Sport aviation rules for participants
CASA and sport aviation RAAOs have been cooperating to make sure that sport aviation has the right level of oversight. It is important that everyone involved in sport aviation understands how this oversight occurs and the part they play in it.
Given the differences within sport aviation activities, special oversight rules exist. Sets of rules, currently found in the civil aviation orders e.g. 95.8, 95.10, 95.12, cover people who fly recreational aircraft, weightshift microlights, hang gliders, paragliders, powered parachutes, gyroplanes, gyrogliders, gliders or motor gliders, or take part in recreational ballooning.

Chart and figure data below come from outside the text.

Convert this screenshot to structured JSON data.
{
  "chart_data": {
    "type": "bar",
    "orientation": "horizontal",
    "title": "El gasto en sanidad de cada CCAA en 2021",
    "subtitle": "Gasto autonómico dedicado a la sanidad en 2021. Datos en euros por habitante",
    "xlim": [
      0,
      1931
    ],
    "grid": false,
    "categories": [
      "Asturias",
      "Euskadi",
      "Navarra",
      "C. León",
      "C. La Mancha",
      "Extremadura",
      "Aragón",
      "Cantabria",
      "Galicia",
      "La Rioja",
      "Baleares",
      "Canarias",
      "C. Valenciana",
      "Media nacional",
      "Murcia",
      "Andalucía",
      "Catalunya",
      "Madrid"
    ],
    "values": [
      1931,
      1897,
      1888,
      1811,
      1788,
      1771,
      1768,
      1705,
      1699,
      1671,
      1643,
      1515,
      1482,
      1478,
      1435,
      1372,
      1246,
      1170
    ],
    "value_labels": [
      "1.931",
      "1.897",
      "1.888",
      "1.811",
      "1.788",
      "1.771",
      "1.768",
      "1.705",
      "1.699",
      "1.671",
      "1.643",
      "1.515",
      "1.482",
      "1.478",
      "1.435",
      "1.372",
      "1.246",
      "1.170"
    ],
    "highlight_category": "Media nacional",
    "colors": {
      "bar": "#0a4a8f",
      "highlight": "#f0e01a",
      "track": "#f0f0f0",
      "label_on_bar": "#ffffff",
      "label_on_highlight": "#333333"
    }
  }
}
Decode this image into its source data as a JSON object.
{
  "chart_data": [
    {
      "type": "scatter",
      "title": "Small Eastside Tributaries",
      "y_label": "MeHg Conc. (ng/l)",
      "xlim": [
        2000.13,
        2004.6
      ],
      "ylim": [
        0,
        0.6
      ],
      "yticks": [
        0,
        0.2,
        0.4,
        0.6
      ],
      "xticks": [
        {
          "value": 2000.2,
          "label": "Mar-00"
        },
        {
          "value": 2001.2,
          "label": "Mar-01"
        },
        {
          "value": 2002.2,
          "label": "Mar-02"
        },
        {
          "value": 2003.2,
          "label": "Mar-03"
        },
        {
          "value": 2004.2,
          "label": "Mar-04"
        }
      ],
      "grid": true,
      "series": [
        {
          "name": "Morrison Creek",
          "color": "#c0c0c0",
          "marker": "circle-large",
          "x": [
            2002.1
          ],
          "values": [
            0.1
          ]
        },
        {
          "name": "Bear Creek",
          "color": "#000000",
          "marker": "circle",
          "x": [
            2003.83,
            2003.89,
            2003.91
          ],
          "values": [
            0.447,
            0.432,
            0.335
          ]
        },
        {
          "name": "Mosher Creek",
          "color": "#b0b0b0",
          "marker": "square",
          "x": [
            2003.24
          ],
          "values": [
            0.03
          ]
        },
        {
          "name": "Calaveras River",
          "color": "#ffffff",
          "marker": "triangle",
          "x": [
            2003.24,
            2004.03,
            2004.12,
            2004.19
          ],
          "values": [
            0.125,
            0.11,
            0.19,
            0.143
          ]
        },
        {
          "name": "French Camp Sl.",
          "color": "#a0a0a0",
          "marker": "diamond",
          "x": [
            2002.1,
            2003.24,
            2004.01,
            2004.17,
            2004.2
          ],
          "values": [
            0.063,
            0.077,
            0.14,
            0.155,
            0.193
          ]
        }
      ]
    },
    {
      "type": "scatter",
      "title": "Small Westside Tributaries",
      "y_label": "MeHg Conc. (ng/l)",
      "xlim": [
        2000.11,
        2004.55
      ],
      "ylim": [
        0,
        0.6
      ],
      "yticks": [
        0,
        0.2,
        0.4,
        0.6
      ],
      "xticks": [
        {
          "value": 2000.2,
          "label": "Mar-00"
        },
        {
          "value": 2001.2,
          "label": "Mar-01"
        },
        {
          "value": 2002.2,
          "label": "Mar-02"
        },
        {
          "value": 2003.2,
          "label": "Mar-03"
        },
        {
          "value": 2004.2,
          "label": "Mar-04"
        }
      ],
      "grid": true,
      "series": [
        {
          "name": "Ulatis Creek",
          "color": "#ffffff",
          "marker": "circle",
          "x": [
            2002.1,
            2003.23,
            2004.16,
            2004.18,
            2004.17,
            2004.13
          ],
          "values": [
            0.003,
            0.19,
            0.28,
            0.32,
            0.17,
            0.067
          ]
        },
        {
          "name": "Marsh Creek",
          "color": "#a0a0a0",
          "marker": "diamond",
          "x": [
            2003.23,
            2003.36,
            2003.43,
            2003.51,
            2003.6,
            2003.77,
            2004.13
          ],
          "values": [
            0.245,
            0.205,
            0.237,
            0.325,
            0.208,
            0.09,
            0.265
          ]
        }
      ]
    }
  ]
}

These sets of rules allow specialised craft such as balloons and aircraft that do not meet certification standards to operate through a series of exemptions from the regulations that apply to broader aviation activities. These exemptions are conditional.
The main condition is that if you want to undertake one of the activities mentioned above you have to belong to a specified organisation. Without full membership you are not legally allowed to take part in these activities.
The organisations are known as self-administering organisations or recreational aviation administration organisations – that is CASA makes the rules and the organisations apply the rules to their members.
The organisations exist to oversee members’ activities and assure CASA that they are being conducted safely. CASA needs to be fully confident that RAAOs have the capacity to provide the safety outcomes required.
If an organisation cannot assure CASA of this, CASA cannot allow it to continue to administer aviation activities under the exemption. If an organisation does not assure CASA that it is meeting safety outcomes and adequately overseeing aviation activities, its members cannot fly under the exemption and must instead comply with all the other applicable regulations.